SAN FRANCISCO • United States home rental firm Airbnb is allocating US$250 million (S$356 million) to help offset losses by hosts around the world whose guests have cancelled bookings in the face of the coronavirus pandemic.
The aid, which will pay hosts 25 per cent of their normal cancellation fees, is being offered globally except for China, the company said on Monday in a letter sent to hosts by chief executive Brian Chesky.
The payments apply to the cancellation of reservations with check-in dates between March 14 and May 31. Because hosts can choose different cancellation policies – some require a penalty payment, others allow free cancellation up to a certain date before check-in – not all cancelled reservations will qualify.
Airbnb had earlier announced that guests would receive a full refund for the cancellation of reservations made on or before March 14 for check-in between March 14 and April 14, which angered many hosts.

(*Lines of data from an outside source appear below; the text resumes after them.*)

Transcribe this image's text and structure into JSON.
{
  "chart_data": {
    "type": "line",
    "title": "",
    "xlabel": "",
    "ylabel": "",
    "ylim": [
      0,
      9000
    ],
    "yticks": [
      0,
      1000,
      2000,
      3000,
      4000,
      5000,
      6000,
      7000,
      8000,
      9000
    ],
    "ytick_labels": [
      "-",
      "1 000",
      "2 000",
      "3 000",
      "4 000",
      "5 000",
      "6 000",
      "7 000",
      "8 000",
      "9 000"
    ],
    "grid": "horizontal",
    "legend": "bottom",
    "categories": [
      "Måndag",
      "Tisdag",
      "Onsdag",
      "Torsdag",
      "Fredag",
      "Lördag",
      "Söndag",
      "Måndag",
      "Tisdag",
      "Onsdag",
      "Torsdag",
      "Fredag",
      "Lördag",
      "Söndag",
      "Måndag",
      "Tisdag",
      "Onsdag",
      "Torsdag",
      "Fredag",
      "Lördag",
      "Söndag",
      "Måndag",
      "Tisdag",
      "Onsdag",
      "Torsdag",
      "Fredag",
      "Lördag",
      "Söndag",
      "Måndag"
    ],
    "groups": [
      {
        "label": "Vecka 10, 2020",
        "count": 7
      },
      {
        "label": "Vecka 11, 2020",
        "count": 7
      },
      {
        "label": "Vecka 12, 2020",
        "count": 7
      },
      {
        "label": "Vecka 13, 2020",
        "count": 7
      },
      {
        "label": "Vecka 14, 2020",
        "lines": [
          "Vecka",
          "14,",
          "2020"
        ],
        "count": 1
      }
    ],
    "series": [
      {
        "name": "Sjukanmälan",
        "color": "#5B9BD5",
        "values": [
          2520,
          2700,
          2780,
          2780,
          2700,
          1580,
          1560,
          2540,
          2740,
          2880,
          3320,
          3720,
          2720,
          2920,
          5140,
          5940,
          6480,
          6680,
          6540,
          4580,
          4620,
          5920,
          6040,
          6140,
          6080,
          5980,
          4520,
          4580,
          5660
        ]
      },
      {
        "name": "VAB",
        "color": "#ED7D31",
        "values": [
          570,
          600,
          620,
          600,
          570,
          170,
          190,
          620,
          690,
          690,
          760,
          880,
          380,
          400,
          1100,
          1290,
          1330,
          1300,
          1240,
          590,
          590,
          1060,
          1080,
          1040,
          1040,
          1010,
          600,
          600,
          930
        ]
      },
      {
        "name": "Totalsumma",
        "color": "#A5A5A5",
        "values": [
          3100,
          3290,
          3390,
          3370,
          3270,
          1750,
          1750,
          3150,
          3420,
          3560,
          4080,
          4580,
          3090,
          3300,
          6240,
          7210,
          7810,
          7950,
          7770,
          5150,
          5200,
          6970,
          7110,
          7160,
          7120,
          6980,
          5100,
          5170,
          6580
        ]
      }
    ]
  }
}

It also said hosts could cancel reservations without a charge.
Airbnb said it is funding the programme for hosts itself and will begin to issue the payments this month.
The home rental firm’s revenue last year exceeded US$4.8 billion, up 35 per cent on the year, and it has US$3 billion in cash, a source told Reuters last week.

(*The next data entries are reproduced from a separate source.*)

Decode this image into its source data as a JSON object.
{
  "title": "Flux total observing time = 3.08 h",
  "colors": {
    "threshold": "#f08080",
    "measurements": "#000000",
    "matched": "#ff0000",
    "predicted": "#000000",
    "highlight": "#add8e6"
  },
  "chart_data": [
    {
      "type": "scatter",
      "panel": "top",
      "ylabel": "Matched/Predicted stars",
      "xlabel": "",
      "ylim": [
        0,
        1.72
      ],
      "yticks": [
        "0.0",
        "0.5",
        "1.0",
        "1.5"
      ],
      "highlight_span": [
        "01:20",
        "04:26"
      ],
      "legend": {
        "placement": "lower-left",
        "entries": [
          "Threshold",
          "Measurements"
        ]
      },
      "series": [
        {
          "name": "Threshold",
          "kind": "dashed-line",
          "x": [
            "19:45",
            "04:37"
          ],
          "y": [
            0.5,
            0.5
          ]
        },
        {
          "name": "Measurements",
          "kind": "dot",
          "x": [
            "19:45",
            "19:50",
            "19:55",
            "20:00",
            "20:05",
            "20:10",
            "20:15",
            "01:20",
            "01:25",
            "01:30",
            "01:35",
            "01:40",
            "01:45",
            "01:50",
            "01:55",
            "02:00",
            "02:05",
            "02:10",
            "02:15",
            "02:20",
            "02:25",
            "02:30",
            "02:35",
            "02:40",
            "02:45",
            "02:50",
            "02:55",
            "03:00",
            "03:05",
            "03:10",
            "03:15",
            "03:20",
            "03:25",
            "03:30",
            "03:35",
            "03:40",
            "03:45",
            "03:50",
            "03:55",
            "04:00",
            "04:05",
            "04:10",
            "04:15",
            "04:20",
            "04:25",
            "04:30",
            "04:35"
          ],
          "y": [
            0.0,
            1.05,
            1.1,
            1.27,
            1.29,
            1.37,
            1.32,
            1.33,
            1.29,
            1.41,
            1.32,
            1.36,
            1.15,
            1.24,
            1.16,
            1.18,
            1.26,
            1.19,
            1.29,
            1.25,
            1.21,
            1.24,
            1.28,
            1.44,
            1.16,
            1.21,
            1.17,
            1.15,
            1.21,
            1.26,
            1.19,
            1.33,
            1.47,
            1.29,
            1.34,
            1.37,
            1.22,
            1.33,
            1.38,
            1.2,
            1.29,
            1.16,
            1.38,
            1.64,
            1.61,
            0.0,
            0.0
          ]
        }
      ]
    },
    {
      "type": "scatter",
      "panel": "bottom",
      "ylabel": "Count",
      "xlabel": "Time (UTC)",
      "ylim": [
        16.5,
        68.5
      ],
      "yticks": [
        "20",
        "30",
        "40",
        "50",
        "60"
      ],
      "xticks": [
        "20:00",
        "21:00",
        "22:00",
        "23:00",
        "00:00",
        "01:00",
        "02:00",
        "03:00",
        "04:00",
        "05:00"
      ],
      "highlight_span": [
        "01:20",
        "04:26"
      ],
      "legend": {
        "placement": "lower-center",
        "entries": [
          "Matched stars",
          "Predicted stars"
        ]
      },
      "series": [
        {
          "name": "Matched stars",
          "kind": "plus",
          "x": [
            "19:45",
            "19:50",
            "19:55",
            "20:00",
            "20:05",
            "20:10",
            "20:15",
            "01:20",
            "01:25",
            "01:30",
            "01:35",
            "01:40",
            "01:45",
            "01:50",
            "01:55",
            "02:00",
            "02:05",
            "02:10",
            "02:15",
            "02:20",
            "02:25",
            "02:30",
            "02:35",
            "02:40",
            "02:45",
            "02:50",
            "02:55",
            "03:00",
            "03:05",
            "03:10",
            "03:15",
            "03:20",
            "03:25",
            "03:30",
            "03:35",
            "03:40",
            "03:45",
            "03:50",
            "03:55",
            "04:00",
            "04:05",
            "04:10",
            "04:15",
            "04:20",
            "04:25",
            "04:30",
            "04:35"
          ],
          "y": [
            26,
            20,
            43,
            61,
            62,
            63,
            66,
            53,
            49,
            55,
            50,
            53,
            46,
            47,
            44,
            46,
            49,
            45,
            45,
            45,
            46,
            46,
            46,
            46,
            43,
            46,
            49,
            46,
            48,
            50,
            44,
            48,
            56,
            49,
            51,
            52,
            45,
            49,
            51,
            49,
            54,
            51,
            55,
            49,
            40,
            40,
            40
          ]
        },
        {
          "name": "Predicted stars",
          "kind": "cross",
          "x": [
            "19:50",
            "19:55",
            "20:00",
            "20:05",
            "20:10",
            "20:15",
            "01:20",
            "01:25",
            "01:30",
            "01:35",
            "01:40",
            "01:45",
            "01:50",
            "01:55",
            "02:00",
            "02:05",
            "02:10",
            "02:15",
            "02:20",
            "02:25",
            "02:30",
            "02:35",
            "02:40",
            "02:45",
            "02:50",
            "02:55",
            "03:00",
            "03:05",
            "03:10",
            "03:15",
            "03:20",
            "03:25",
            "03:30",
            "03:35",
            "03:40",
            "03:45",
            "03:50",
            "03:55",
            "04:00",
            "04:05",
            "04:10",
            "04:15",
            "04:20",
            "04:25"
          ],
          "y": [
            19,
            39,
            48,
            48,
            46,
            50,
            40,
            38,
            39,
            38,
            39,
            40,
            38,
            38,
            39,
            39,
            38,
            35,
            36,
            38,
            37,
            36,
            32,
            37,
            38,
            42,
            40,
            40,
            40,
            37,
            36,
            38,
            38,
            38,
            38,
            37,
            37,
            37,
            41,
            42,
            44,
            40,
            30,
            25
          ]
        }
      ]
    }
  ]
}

The company said last September that it planned to list its shares this year, and so far has not changed that position.
Airbnb added that it is creating a US$10 million relief fund for its Superhosts – those who meet certain requirements including good ratings – who rent out their own homes and need help paying their rent or mortgage, and some Experience hosts who charge for sharing an experience like food tours.
Hosts can apply for grants of up to US$5,000. That fund started with Airbnb employee donations of US$1 million and the company’s three founders are personally contributing the rest, it said.
Airbnb also said it had worked to secure support for hosts in the recent US stimulus Bill that will allow some hosts to benefit from small-business grants, loans and unemployment assistance.
In a video message to hosts on Monday, Mr Chesky said he was confident Airbnb would come back strong after the coronavirus pandemic was over. He added that about half of the stays booked on Airbnb were for periods longer than a month.